W USA o kataklizmach wiedzą kilka dni wcześniej. A w Polsce? Dlaczego jest, jak jest?

O tym, że nad Karaiby i południe Stanów Zjednoczonych nadciąga huragan Irma, słyszymy od kilku dni. Gdy nie tak dawno burze szalały z kolei w Polsce, mówiło się o tym dopiero podsumowując liczbę ofiar śmiertelnych i wielomilionowe straty. Dlaczego system ostrzegania w Polsce praktycznie nie działa?

W USA o kataklizmach wiedzą kilka dni wcześniej. A w Polsce? Dlaczego jest, jak jest?
Źródło zdjęć: © Forum
Patryk Osowski

07.09.2017 12:36

- Prawdą jest, że huragany jakie obserwujemy na przykład w Stanach Zjednoczonych, to coś zupełnie innego niż burze. Tworzą się dużo wcześniej i przemieszczają. Możemy je obserwować i trochę łatwiej przewidzieć ich zachowanie. Z drugiej strony rzeczywiście Amerykanie mają świetny system ostrzegania. O ewentualnym zagrożeniu, za pomocą mediów, ale przede wszystkim SMS-ów, informują dużo wcześniej niż my - wyjaśnia w rozmowie z WP Piotr Żurowski, rzecznik prasowy Stowarzyszenia Skywarn Polska "Polscy Łowcy Burz".

W USA, gdy pojawia się podejrzenie, że na danym regionie może dojść do kataklizmu, wszystkie znajdujące się tam osoby dostają automatyczną wiadomość tekstową. Gdy zagrożenie jest wyjątkowo poważne, służby bezpieczeństwa mogą nawet wydać zakaz opuszczania domów. Niestosowanie się wtedy do poleceń władz może zostać obciążone dotkliwymi karami.

A jak wygląda to w Polsce? - Z roku na rok samorządy coraz lepiej współpracują ze stowarzyszeniami takimi jak nasze. Zdecydowanie gorzej jest po stronie rządu. Po huraganach i powodziach każda kolejna władza obiecuje, że zajmie się systemem ostrzegania, ale nic z tego nie wychodzi - ocenia Żurowski. Zdaniem eksperta, największym problemem jest brak komunikacji na linii: Instytut Meteorologii i Gospodarki Wodnej, Centrum Zarządzania Kryzysowego, obywatele.

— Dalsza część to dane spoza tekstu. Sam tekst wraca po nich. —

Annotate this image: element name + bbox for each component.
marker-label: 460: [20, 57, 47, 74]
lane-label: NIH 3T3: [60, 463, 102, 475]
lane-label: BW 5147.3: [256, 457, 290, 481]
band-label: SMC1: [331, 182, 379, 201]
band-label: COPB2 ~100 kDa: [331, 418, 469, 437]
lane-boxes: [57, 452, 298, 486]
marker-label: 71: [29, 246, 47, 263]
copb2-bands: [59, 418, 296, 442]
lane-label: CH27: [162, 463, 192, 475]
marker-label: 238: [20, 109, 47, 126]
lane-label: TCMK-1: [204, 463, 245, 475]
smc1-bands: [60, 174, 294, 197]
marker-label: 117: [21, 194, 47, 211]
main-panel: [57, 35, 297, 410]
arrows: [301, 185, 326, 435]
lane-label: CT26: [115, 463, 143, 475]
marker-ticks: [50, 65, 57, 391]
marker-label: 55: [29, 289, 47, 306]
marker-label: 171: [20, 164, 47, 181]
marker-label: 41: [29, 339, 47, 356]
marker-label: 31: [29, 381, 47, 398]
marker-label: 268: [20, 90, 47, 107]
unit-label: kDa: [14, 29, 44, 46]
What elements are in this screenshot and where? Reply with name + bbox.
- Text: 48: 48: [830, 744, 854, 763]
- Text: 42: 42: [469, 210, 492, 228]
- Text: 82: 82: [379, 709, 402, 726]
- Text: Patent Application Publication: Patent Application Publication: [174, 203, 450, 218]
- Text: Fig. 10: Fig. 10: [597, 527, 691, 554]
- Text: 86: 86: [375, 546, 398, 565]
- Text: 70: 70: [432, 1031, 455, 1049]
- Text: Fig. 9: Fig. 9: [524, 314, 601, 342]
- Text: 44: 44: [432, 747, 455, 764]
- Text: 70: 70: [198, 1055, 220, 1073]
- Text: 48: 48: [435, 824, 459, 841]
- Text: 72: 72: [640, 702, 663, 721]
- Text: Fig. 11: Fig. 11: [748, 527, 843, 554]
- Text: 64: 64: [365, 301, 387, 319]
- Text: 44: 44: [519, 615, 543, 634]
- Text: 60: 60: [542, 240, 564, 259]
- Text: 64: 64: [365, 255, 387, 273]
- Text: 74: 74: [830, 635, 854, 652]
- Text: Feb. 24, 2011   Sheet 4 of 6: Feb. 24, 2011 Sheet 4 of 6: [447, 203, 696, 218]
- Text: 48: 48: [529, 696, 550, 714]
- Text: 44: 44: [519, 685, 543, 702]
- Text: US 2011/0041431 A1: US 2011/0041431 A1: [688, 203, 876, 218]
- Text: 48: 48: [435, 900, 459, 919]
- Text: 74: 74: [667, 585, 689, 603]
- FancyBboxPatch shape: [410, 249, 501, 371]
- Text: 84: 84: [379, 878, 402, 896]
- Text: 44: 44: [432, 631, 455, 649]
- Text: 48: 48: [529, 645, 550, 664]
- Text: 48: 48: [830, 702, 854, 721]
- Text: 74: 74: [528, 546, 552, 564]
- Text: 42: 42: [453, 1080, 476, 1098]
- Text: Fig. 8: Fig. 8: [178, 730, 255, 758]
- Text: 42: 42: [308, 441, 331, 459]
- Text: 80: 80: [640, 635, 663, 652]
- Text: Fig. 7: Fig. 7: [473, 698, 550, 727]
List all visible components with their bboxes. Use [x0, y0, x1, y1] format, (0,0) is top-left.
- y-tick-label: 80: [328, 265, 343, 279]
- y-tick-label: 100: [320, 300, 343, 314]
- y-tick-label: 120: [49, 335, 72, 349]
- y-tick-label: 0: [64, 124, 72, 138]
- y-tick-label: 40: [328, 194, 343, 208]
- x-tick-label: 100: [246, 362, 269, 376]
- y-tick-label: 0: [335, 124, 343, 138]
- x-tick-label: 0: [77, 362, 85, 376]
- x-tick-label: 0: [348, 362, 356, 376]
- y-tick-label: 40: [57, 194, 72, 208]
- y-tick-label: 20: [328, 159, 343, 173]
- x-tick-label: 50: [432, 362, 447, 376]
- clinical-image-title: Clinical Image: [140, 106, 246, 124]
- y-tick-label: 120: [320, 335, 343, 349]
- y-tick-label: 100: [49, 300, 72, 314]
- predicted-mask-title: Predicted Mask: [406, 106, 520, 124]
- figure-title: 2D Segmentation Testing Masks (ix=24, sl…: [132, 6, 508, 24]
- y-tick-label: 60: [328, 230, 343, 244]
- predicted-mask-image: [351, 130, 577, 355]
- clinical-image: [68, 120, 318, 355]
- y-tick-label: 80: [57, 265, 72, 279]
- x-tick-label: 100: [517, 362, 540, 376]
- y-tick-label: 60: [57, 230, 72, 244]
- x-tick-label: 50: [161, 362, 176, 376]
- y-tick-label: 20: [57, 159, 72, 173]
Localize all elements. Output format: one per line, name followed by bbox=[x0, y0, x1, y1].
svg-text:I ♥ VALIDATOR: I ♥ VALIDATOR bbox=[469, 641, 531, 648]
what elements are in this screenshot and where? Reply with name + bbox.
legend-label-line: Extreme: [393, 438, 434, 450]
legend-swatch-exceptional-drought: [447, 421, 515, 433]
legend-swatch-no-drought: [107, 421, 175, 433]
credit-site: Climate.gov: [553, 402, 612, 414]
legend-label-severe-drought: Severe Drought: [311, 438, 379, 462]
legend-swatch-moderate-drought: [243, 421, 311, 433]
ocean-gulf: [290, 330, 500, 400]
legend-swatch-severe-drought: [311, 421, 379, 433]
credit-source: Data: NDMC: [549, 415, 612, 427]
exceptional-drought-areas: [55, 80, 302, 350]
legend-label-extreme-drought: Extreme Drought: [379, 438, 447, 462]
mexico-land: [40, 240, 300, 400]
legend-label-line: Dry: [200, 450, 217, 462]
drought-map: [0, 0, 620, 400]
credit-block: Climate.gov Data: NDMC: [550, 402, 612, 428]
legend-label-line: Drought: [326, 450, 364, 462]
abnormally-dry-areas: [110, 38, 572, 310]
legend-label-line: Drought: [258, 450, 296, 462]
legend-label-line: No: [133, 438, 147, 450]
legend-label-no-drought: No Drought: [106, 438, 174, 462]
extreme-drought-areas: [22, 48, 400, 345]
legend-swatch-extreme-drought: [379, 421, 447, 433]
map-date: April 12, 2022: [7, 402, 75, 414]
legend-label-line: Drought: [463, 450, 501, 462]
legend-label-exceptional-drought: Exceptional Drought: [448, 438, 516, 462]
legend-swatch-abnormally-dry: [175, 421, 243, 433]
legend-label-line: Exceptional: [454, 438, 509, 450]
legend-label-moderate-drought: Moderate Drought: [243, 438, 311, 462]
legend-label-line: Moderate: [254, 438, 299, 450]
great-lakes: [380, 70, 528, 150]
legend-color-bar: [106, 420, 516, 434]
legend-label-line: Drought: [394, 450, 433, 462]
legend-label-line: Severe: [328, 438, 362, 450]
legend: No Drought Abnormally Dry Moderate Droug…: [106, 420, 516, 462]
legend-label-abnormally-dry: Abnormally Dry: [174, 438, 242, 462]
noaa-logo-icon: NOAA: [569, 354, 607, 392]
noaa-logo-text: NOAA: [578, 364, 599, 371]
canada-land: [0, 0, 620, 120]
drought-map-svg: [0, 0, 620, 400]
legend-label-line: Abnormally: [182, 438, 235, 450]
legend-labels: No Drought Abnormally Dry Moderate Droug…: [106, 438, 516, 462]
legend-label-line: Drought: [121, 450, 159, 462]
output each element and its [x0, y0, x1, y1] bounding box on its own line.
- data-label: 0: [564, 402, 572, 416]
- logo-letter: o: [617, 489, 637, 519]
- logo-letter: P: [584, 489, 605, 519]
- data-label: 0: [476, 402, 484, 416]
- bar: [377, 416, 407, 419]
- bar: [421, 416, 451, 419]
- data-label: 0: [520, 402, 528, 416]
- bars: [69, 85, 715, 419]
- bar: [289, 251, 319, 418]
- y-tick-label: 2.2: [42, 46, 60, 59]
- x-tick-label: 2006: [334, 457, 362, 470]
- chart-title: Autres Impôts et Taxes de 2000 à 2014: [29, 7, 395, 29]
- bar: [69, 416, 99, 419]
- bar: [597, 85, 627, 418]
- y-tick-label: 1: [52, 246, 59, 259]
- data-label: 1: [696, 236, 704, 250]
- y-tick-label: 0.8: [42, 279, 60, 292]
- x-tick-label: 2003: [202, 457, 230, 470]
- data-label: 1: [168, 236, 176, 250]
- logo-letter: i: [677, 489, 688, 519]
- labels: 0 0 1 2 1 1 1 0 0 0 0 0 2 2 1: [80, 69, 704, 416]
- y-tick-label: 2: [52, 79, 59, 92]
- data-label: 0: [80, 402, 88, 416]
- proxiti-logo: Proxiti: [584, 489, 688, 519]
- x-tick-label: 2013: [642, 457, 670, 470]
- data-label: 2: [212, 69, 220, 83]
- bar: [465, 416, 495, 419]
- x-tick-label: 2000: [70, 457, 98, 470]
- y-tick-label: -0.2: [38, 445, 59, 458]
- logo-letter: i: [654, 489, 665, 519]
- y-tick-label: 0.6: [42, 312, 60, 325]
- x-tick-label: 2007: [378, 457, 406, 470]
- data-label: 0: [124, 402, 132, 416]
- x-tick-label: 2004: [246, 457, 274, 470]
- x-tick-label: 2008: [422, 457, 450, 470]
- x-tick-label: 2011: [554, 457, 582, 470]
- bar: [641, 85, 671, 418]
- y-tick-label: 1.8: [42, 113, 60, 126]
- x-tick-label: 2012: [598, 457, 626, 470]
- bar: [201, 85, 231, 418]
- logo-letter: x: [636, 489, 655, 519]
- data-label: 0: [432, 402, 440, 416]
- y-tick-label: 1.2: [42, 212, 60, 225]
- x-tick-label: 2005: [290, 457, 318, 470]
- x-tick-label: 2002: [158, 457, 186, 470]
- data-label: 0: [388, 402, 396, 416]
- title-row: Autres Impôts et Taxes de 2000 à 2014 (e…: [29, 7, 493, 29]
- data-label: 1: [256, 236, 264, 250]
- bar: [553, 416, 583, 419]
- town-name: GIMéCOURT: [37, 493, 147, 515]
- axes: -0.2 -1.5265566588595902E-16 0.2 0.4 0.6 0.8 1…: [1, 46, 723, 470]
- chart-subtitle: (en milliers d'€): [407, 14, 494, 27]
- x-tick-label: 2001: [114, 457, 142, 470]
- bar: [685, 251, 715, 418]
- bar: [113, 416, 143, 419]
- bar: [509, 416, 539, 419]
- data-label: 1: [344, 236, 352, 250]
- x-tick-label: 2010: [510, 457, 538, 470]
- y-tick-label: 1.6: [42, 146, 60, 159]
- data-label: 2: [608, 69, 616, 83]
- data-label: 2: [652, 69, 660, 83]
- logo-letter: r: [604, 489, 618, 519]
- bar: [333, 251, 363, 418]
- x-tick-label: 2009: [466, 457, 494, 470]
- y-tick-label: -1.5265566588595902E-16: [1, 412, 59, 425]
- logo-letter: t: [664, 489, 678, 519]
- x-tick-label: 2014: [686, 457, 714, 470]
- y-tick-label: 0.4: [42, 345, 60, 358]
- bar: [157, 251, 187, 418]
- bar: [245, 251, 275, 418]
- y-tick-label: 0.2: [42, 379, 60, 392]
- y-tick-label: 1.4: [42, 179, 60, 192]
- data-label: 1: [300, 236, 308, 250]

W tym miejscu wskazuje na ostatni - głośno dyskutowany w Polsce - przykład. Starostwo Powiatowe w Chojnicach nie przekazało wtedy okolicznym gminom ostrzeżeń o nadciągającej burzy, bo... SMS z IMGW z ostrzeżeniem przyszedł po godzinie 15.00 w piątek. A wtedy w urzędach nie ma już nikogo. - My też o zagrożeniu ostrzegaliśmy przecież już dzień wcześniej. Tamta burza zaczęła się tworzyć nad granicą polsko-czeską, a nad Wrocławiem miała już dużą moc. Wtedy było już jasne, że jest groźna. Czasu na reakcję było więc wiele, ale jak zwykle zawiódł system komunikacji i ostrzegania - podsumowuje przedstawiciel "Polskich Łowców Burz".

Jak chronić siebie i swoich bliskich?

Zwykły obywatel nie ma niestety wpływu na współpracę IMGW z Centrum Zarządzania Kryzysowego, a tym bardziej na to, czy rząd przeznaczy większe pieniądze na systemy wczesnego ostrzegania. Co jednak możemy zrobić we własnym zakresie? - Instytut Meteorologii i Gospodarki Wodnej stworzył kilka mobilnych aplikacji. Pobierając je na nasz telefon na bieżąco możemy śledzić, gdzie jest dana burza i jak się przemieszcza - informuje prof. Tadeusz Niedźwiedź z Katedry Klimatologii Uniwersytetu Śląskiego. - Władze mogłyby działać lepiej, ale pamiętajmy, że my sami również powinniśmy się interesować i dbać o własne bezpieczeństwo - dodaje.

Aplikacje IMGW to między innymi "Pogodynka METEO" i "Pogodynka ALERT". Informują o wszystkich wydanych ostrzeżeniach meteorologicznych i hydrologicznych. Na mapie prezentują również konkretny obszar, na który zostały wydane ostrzeżenia. Zawierają też specjalne wizualizacje opadów prezentowane za pomocą obrazu radarowego, informacje o aktualnym stanie wód w rzekach oraz obraz wyładowań atmosferycznych.